Великого баскетболиста Майкла Джордана на пике его карьеры как–то спросили, при каких условиях он готов оставить баскетбол. Он ответил: "Миллиард долларов сразу и время на то, чтобы подумать". Что нужно предложить вам, чтобы вы оставили писательскую деятельность?
— То есть вы с коллегами уже готовы скинуться? Не знаю даже, тут важно не продешевить. Просто дайте подумать.

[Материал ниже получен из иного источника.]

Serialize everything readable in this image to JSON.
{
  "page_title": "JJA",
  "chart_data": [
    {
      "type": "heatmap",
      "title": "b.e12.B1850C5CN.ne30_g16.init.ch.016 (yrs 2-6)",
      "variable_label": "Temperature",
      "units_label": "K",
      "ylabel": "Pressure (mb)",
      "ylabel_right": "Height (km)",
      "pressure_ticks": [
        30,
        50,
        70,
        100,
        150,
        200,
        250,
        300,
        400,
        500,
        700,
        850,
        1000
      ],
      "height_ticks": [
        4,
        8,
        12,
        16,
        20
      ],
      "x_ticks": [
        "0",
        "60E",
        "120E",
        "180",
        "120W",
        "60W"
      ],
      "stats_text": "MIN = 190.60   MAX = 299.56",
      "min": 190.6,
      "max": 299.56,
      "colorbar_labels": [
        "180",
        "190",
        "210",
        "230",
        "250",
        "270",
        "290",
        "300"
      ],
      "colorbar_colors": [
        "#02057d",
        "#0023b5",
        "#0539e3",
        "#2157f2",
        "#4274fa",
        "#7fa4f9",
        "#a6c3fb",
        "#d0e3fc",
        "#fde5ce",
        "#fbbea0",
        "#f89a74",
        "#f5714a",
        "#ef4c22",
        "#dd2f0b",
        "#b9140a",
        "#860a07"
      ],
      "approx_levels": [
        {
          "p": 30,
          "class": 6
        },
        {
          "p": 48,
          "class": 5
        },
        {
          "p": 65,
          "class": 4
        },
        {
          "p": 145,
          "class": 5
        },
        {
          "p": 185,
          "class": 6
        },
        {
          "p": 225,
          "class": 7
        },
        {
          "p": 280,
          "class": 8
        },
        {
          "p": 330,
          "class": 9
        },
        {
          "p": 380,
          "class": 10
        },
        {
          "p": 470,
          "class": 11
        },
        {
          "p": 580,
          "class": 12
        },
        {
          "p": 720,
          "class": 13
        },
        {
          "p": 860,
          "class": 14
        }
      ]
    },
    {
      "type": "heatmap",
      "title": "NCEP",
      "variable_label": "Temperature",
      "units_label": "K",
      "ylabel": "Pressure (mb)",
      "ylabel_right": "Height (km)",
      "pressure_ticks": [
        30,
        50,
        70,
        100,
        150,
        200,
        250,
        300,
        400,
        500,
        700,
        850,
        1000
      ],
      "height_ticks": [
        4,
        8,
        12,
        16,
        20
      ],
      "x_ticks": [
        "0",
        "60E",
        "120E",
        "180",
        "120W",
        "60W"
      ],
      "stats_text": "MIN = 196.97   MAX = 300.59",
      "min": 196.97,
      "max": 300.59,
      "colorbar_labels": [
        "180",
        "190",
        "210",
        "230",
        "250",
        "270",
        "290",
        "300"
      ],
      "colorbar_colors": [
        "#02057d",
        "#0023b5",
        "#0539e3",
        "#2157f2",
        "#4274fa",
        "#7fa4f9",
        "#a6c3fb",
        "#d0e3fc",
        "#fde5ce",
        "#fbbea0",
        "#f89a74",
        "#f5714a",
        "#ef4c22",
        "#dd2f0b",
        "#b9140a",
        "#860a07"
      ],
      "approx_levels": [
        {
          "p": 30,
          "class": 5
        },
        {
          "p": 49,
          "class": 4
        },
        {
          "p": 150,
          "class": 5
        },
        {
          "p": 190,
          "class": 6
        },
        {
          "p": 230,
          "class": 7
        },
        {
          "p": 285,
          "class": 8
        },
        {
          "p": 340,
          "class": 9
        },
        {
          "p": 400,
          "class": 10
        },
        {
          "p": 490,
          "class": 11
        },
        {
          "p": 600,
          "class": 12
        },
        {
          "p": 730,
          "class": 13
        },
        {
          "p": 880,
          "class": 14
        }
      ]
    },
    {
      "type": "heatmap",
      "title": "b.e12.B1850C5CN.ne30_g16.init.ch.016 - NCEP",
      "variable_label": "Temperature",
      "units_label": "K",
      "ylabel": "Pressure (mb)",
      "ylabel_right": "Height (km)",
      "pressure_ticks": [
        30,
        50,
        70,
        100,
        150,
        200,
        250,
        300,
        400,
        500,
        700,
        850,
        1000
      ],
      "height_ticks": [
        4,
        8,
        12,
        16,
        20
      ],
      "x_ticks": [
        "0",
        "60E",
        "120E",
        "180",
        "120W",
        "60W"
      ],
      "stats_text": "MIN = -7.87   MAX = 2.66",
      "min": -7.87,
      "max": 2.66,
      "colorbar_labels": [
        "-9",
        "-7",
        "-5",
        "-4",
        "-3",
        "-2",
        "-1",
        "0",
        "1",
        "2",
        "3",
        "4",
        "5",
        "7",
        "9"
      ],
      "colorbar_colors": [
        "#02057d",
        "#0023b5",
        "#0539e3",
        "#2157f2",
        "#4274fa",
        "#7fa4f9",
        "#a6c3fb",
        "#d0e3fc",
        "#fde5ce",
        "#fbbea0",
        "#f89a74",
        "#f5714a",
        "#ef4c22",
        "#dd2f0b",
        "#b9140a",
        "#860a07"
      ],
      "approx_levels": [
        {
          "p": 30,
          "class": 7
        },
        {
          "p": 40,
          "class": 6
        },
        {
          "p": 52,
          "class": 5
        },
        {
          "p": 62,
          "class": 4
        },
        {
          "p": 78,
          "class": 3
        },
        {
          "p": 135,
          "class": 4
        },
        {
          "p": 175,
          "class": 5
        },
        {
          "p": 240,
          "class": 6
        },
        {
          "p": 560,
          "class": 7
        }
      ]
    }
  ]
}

Вообще говоря, писательское ремесло в России — не самый очевидный способ заработать деньги. Если вдруг книга становится бестселлером, это куда больше напоминает случайный выигрыш в казино, чем удачное вложение или работу на окладе. Хочешь разбогатеть в России? Вали лес или людей, торгуй нефтью и газом, вывози металл, крышуй бизнес, выбивай долги.
Поэтому вряд ли имеет смысл подкупать писателей деньгами: литература, мне видится, — это прежде всего высказывание, самореализация. Надо сначала полностью реализовать себя в ней, прежде чем переходить к чему–то иному. Получу Нобелевку, включат в школьную программу, отгрохаю литинститут своего имени — вот тогда давайте вернемся к этой теме.
Как бы вы ответили на вопрос: "Если не Путин, то кто?"
— Кто угодно. Нет такой проблемы, как безальтернативность. Когда Сталин умер, претендентов сразу масса нашлась на его место. Страна тогда устояла, после ухода Ельцина устояла — и без Путина устоит.